Today, the Securities and Exchange Commission responded to a no-action letter request from the Investment Adviser Association regarding transfers of assets based on client letters of authorization and custody.

In the No-action letter, the SEC clarifies that the Commission believes that a letter of instruction or other similar asset transfer authorization arrangement established by a client and submitted by an investment adviser to the qualified custodian would constitute an arrangement under which an investment adviser is authorized to withdraw client funds or securities maintained with a qualified custodian.
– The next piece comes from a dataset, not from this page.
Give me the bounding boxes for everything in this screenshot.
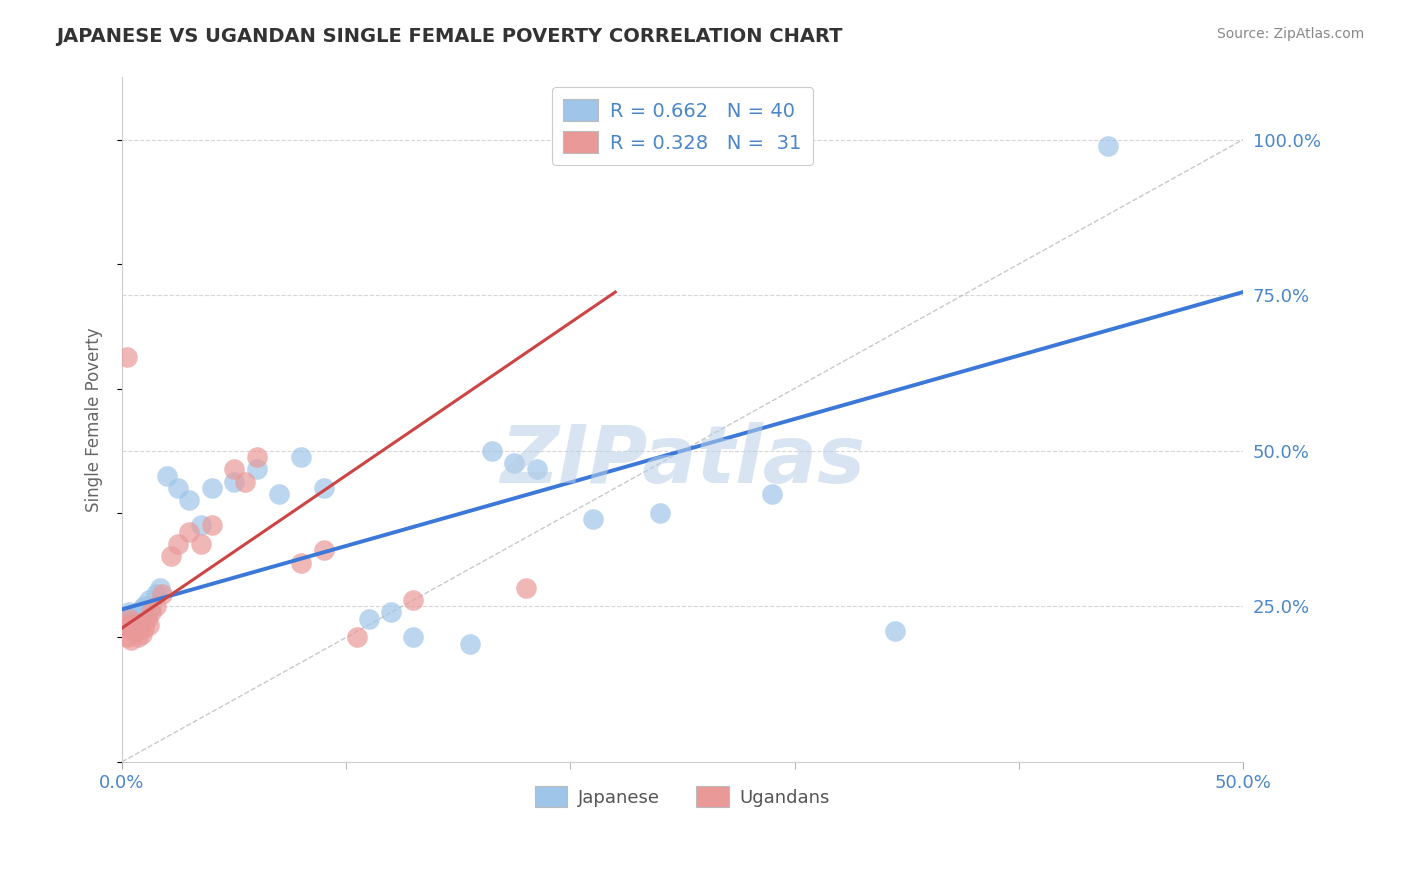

Based on the recent no-action letter, upon instruction by the investment adviser to the qualified custodian, the adviser is deemed to have custody and, as a result, is subject to a surprise custody examination.

The Division of Investment Management noted, however, that it would not recommend enforcement action to the Commission under Section 206(4) of, and Rule 206(4)-2 under, the Advisers Act against an investment adviser if that adviser does not obtain a surprise examination where it acts pursuant to such an arrangement under the following circumstances:

 

  1. The client provides an instruction to the qualified custodian, in writing, that includes the client’s signature, the third party’s name, and either the third party’s address or the third party’s account number at a custodian to which the transfer should be directed.

 

  1. The client authorizes the investment adviser, in writing, either on the qualified custodian’s form or separately, to direct transfers to the third party either on a specified schedule or from time to time.

 

  1. The client’s qualified custodian performs appropriate verification of the instruction, such as a signature review or other method to verify the client’s authorization, and provides a transfer of funds notice to the client promptly after each transfer.

 

  1. The client has the ability to terminate or change the instruction to the client’s qualified custodian.

 

  1. The investment adviser has no authority or ability to designate or change the identity of the third party, the address, or any other information about the third party contained in the client’s instruction.

 

  1. The investment adviser maintains records showing that the third party is not a related party of the investment adviser or located at the same address as the investment adviser.

 

  1. The client’s qualified custodian sends the client, in writing, an initial notice confirming the instruction and an annual notice reconfirming the instruction.

 

In addition, beginning with the next annual updating amendment after October 1, 2017, an investment adviser should include client assets that are subject to a letter of instruction or other similar asset transfer authorization that results in custody, including instances following the above relief, in its response to Item 9 of Form ADV.